In a Video by “Business of Fashion’ (link below), they went through all the steps to create branding, how to work with CMT, pattern makers, sample makers, etc, how to get funding etc. But what they could not help us with is how to deal with RACISM and the challenges unique to the African. 90% of the steps they teach are irrelevant to Africans. For one we just do not have that infrastructure. There is no item of clothing that we make, that will be sold in any major retail outlet in AFRICA, because all (yes all) of them are controlled by Europeans (physically or otherwise) who have Zero value for African clothes, especially those owned by conscious Africans. Despite talking all day about a “rainbow” . Do the fashion schools in Joberg teach you about dealing with racism? They teach Africans how to try to fit into a Eurocentric racist fashion world by crossing their fingers and hoping someone will exploit them as the “Next Black thing”. Do the fashion shows that encourage African designers deal with the race factor, the blatant discrimination against clothes seen as cultural? No matter how perfect our clothes come out– they will not even consider them true fashion. for one African “traditional” clothes are not considered marketable, But then again that is true due to the fact that most of us have no interest in wearing them– so now we have a loop

Even on shows like project runway, the elements of racism Eurocentrism are evident. Where remarks like “no one would want a big bottom” this is odd since large bottoms are the thing in African beauty aesthetic, and with all the butt implants going down to the tune of millions of dollars a year in America alone, I think we can safely say between J-Lo and Kim The butt has returned and crossover the cultural divide. So it is unclear which planet Michael Korrs is living on. the next thing anytime a non-White designer returns to their cultural aesthetic they are accused of being a costume. So only European aesthetic escapes costumy to be sophisticated and elegant, the rest of the world is a circus show.


ART AND BUSINESS

We did a nice shoot at the weekend. We returned to a previous location scouted on the last shoot the weekend before. When we got there it was a little late (our bad, but some other things had to go down). But MAHN was the location the stuff. Oh my my. The photos look amazing. But the photographer is not happy. But the photos look good. He thinks he could kill it if he had more time and could do a bigger budget shoot. Now switching to business mode here is what accounts is thinking. Are women's clothes our bread and butter? We already paid for that remote location shoot can we pay again? These young models are fickle who knows what will happen with them next time. Now, if you compare the photos we got to the photos we might get, apart from the photographer and that community-- who cares! This is not a good quality vs bad quality issue. How about we forget about that shoot, and keep moving and work on some men's clothes (which sell)? The jury is out
signed For the Love of Art

 


FUNDED 

The only model in Africa seems to be the funding model. And how sustainable is that? And what message does it send out? There is nothing anywhere under our Ocacia roof that was funded. If we have a broom to sweep up the mess fabric makes it is because we paid for it. If we have cameras to take photos and drones to take videos it is because we made money from our sweat and paid for these things.

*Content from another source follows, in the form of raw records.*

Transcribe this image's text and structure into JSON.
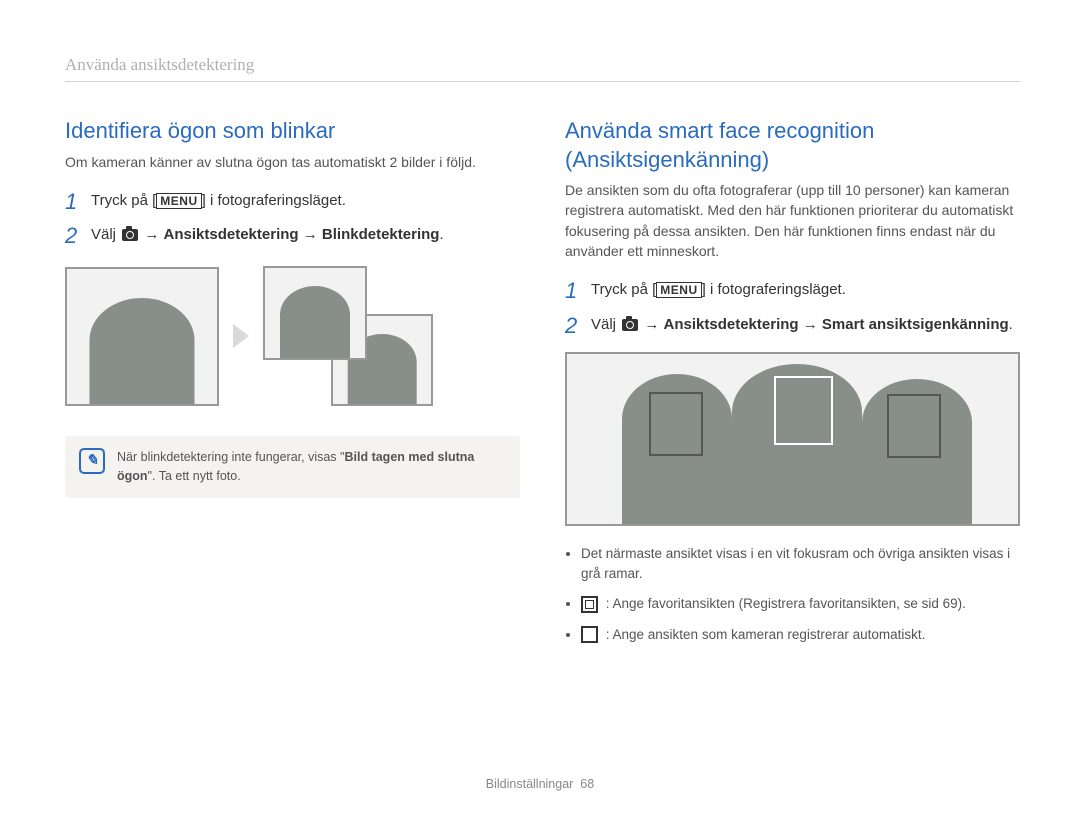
{
  "breadcrumb": "Använda ansiktsdetektering",
  "left": {
    "heading": "Identifiera ögon som blinkar",
    "intro": "Om kameran känner av slutna ögon tas automatiskt 2 bilder i följd.",
    "step1_prefix": "Tryck på [",
    "menu_label": "MENU",
    "step1_suffix": "] i fotograferingsläget.",
    "step2_prefix": "Välj ",
    "step2_arrow1": " → ",
    "step2_bold1": "Ansiktsdetektering",
    "step2_arrow2": " → ",
    "step2_bold2": "Blinkdetektering",
    "step2_period": ".",
    "note_prefix": "När blinkdetektering inte fungerar, visas \"",
    "note_quoted": "Bild tagen med slutna ögon",
    "note_suffix": "\". Ta ett nytt foto.",
    "note_icon_glyph": "✎"
  },
  "right": {
    "heading": "Använda smart face recognition (Ansiktsigenkänning)",
    "intro": "De ansikten som du ofta fotograferar (upp till 10 personer) kan kameran registrera automatiskt. Med den här funktionen prioriterar du automatiskt fokusering på dessa ansikten. Den här funktionen finns endast när du använder ett minneskort.",
    "step1_prefix": "Tryck på [",
    "menu_label": "MENU",
    "step1_suffix": "] i fotograferingsläget.",
    "step2_prefix": "Välj ",
    "step2_arrow1": " → ",
    "step2_bold1": "Ansiktsdetektering",
    "step2_arrow2": " → ",
    "step2_bold2": "Smart ansiktsigenkänning",
    "step2_period": ".",
    "bullet1": "Det närmaste ansiktet visas i en vit fokusram och övriga ansikten visas i grå ramar.",
    "bullet2": " : Ange favoritansikten (Registrera favoritansikten, se sid 69).",
    "bullet3": " : Ange ansikten som kameran registrerar automatiskt."
  },
  "footer_label": "Bildinställningar",
  "footer_page": "68"
}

But many people, esp in South Africa, approach fashion by going and getting government money. Then they put on shows, and events and start companies. It means they did not earn anything by being good entrepreneurs or because of a deep understanding of fashion. Their title is because their application got approved by someone who knows even less than them. So funding is their life support system, not merit.

All over the world, people access funding, the difference in Africa is that is ALL we seem capable of doing. Almost nothing comes from raw ability. And without raw ability genius does not emerge only mediocracy.